You can signal Phantom-Snatch that a page is ready by setting the attribute "data-status" of the "body" tag to "ready":
<body data-status="ready">
As soon as Phantom-Snatch gets this signal, it will take the snapshot and write its response. If PhantomJS never sees a signal, it will take a snapshot after 5 seconds and return whatever it sees then. Because performance has an impact on page rankings, it's highly recommended to signal Phantom-Snatch page-readyness instead of relying on a timeout.
You can make handling snapshots transparent if you use nginx to serve content for "my.domain".
location / {
# Your current configuration for root
proxy_set_header X-Forwarded-Proto https; # should be http or https
proxy_set_header X-Forwarded-Host $host; # may also be a fixed value
if ($args ~ "_escaped_fragment_=(.*)") {
proxy_pass http://phantom.snatch.hostname; # Address of your phantom-snatch instance
}
}
}
Now, nginx will forward every request containing an "_escaped_fragment_" query parameter to your snapshot server and return the result to the crawler.
The equivalent is possible with Apache (just missing a tested example).
The equivalent is possible with Varnish (just missing a tested example).
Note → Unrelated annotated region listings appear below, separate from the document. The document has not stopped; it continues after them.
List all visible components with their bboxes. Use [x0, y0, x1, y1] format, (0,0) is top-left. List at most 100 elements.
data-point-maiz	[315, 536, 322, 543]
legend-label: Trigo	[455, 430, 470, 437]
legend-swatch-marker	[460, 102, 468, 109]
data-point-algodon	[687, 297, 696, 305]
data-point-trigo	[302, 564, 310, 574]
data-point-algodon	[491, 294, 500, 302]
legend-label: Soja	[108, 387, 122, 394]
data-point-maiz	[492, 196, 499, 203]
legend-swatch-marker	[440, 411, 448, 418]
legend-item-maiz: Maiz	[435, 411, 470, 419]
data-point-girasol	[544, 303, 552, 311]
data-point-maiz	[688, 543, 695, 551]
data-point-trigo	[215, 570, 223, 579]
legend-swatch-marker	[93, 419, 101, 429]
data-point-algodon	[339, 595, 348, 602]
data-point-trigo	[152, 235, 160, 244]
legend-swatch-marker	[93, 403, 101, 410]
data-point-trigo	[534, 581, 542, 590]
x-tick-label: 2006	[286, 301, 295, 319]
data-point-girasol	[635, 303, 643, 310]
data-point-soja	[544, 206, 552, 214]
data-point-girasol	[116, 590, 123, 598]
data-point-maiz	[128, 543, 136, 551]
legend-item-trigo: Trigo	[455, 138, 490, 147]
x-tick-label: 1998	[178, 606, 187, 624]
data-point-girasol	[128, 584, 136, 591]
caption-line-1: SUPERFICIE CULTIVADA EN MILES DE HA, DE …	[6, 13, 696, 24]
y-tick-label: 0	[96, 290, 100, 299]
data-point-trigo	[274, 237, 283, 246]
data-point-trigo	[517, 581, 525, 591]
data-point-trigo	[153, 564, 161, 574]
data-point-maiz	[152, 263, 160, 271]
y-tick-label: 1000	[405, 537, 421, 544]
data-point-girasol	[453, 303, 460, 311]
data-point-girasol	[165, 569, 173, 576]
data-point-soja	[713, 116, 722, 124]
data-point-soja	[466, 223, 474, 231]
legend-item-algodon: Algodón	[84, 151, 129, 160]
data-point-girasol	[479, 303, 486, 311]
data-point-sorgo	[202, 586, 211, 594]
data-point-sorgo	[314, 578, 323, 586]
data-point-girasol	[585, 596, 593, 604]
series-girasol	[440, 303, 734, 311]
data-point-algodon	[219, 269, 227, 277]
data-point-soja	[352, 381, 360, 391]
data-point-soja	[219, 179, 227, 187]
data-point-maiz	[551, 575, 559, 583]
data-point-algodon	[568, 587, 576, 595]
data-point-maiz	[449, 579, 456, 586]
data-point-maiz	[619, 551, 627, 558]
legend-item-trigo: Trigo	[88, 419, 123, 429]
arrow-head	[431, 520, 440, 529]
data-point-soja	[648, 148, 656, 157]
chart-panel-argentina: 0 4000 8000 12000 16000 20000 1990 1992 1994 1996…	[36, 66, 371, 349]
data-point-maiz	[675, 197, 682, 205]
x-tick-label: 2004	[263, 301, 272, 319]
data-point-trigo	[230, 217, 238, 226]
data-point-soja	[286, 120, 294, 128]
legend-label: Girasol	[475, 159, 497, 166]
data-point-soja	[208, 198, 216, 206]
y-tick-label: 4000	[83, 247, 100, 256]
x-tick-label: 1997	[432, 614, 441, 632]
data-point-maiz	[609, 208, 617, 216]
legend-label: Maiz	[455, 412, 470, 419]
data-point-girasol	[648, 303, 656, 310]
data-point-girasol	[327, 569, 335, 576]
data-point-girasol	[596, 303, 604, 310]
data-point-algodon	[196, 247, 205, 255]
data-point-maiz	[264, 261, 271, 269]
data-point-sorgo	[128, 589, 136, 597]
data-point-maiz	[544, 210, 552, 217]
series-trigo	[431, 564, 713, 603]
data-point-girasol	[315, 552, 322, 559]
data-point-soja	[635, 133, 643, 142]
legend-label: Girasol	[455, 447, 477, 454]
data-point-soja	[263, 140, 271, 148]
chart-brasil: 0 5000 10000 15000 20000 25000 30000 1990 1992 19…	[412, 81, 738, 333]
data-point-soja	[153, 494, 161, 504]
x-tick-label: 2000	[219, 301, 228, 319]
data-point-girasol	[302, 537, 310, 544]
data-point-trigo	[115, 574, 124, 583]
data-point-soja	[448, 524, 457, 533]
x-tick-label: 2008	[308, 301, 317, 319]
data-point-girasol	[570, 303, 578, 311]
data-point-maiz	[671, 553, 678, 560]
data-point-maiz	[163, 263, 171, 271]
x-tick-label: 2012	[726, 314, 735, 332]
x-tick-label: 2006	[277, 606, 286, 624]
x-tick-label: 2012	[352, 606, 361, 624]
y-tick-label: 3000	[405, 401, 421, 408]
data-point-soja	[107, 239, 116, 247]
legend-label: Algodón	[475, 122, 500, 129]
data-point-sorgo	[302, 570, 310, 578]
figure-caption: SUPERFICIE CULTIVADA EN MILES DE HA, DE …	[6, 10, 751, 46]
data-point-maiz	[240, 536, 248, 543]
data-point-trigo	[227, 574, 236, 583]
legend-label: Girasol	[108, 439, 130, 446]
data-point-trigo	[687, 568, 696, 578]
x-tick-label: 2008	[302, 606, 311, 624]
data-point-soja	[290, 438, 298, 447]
Tests have shown a pretty good performance for medium-complex pages. On an AWS micro instance (1 Core, 768 MB RAM) the avarage return time varied between 1-2 seconds. Even better results should be possible with instances dedicated to computing.
There is not enough experience yet with larger amounts of load to make final conclusions. Experience so far suggests that you can easily render pages in real time without any need to take screenshots in advance.
This said, it may still be advisable to cache already rendered snapshots on the proxy. Nginx, Apache and Varnish can easily be configured to add caching to their reverse proxy capabilities. This cache can then be prewarmed on deployment or on data changes by just calling the same URL as the crawler would.
Phantom-Snatch is the outcome of a concrete project with a concrete setting. Join us to make Phantom-Snatch useful and helpful for as many people as possible by making hard-coded settings configurable and by modifying chef recipes to support more platforms.
How can you contribute? Fork Phantom-Snatch and make all changes needed to make it work in your environment. Try to stay backward compatible so that we can merge your fork afterwards.
Moreover, feedback like "this worked nice on Ubuntu 13.x" is very welcome.